5) It says that 3a-c=b-d, bt 3-0 is not the same as 0-1 since 3-0=3 and 0-1=-1.
7) It says that tan(c) = b - 2a, and tan(0) is not 0-2=-2, so this is not true.
8) It says that d>a^a>b, and 1 is not greater that 1^1=1, though 1>0.
9) It says that 5c>d, and 5(0) is not greater that 1.
11) It says that 10c-a=2d/b, and 10(0)-1=2d/0 is definitely not true since /0 is unefined.

10) The value of a^b^c^d is 1 since both b and c are 0.
The value of 3b - 5a is 3(0) - 5, and that is -5, not 0.


Now (2) says that abcd = 0, and that means at least one of a, b, c, or d is 0.

It can be shown that none of the eqations will work for a=0, b=0, c=0, or d=0.
Set one of them equal to 0 and start going through the rest.
Eventually, one will be found not to work.

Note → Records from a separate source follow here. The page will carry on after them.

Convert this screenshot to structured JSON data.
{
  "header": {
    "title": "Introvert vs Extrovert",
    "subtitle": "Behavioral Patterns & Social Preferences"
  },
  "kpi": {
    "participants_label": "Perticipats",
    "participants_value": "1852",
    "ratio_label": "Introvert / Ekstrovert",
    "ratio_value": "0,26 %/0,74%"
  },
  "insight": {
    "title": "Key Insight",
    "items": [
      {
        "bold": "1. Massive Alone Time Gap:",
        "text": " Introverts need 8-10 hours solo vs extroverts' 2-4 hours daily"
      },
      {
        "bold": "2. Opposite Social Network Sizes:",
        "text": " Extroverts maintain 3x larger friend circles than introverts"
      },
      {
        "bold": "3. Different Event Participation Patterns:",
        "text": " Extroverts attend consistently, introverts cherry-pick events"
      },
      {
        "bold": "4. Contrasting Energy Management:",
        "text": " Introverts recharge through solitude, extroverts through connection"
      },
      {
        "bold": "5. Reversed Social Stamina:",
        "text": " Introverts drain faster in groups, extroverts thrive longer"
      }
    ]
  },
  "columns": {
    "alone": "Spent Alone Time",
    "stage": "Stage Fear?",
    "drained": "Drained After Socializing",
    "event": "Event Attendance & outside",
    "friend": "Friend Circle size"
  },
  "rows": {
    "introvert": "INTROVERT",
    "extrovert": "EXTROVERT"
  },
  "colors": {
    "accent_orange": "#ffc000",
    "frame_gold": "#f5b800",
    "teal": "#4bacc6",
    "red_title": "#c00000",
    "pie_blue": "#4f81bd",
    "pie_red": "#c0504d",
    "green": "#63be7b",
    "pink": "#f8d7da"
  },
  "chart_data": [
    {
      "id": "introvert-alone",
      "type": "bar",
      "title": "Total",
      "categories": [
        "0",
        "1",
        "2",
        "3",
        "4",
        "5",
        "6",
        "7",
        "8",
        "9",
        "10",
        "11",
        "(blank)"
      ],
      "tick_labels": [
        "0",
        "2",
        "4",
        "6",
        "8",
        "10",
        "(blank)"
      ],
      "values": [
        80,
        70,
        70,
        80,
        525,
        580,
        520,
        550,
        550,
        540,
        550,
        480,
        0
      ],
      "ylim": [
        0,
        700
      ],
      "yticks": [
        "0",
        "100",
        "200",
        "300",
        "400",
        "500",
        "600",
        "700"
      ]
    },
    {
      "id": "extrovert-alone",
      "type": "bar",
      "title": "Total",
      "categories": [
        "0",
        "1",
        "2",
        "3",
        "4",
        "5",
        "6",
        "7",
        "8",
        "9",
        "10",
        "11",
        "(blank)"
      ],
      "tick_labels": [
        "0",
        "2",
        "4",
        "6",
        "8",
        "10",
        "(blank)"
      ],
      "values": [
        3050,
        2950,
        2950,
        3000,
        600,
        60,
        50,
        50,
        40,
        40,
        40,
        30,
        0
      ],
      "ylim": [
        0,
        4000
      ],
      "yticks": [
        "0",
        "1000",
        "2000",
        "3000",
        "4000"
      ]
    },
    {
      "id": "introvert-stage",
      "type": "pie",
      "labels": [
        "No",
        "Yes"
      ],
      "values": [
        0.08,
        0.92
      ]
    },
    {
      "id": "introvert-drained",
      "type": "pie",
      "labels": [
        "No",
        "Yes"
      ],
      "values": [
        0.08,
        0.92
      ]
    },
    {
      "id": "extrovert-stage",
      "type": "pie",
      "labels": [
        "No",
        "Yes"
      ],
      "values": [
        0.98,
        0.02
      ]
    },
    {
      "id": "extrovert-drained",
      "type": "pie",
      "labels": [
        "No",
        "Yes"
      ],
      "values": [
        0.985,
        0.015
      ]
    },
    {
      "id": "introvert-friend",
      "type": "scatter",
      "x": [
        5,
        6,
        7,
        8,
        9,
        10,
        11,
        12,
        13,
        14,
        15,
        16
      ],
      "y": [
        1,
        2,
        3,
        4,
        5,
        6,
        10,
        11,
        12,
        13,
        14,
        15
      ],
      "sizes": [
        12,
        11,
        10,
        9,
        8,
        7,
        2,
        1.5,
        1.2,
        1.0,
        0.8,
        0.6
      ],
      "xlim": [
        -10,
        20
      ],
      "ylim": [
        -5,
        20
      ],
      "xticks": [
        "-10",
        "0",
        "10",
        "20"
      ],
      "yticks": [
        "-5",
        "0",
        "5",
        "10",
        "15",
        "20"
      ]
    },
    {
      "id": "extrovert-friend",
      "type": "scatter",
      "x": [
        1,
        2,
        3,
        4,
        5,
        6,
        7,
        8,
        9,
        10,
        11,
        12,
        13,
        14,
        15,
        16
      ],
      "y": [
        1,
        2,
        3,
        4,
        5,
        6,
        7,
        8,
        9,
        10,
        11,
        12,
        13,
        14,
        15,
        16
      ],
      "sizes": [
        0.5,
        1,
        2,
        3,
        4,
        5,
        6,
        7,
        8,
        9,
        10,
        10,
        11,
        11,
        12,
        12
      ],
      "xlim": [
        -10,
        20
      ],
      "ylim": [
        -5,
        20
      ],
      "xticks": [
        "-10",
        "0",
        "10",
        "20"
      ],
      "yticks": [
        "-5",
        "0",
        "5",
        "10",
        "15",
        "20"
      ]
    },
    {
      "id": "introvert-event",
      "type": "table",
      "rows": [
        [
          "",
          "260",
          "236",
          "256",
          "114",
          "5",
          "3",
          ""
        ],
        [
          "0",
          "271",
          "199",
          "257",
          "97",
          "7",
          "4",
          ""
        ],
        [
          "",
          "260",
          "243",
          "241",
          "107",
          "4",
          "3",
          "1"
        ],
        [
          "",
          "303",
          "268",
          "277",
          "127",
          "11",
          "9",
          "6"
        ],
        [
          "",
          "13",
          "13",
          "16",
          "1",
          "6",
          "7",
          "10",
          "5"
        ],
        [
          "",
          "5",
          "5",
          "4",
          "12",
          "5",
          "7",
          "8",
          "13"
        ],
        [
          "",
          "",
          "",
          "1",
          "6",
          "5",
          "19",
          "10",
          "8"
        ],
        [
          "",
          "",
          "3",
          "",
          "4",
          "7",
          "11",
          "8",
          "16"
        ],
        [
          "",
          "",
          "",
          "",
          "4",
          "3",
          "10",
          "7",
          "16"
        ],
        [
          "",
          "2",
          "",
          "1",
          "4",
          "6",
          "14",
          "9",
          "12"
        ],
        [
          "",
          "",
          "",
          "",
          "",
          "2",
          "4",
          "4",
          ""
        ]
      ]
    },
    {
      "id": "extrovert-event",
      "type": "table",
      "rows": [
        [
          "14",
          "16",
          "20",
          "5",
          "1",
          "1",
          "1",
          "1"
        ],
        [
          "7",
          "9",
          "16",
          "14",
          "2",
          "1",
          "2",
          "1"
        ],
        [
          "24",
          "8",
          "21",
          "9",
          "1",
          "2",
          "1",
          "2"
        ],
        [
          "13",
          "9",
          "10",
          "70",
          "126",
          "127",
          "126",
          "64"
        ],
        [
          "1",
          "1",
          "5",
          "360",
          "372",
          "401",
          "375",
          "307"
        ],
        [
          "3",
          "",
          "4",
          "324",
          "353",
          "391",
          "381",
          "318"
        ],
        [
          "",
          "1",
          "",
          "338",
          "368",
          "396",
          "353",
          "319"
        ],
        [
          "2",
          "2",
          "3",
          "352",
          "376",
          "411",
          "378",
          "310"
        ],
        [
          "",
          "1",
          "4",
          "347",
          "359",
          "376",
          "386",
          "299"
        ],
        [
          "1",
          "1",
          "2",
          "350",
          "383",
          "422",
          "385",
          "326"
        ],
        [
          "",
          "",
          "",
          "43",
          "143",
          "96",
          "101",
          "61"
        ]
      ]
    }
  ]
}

---------- FOLLOW-UP ----------

QUESTION: But I am saying that b =2 not 0 and d =-1 it will work in that case but I only said so because it will work like that I just don't have another method of proving that they are equal to that
1+2+0-1=2
1*2*0*-1=0
2^0=1
-1^2=1
0/1= (2(1-1)))
3-0= 2+1
tan(0) =2 - 2*1
-1>1^1 >2
5*0 > -1
-1 =2 *-1/2
1^2^0^-1 =3*2 -5

Answer
a+b+c+d=2
abcd=0
b^c=a
d^b=a
3a -c = b -d
c/a =b(a+d)
tan(c)= b-2a
d>a^a>b
5c>d
a^b^c^d=3b-5a
10c-a = 2d/b

If we take b as 2 and d as -1, what happens?
You say that a=1, b=2, c=0, and d=-1.

The only problem here is in -1>1^1 >2.  It is not true.  If that were d < a^a < b, it would work.
Note > is "greater than" and < is "less than".

If this were the case, c=0 would have produced correct results.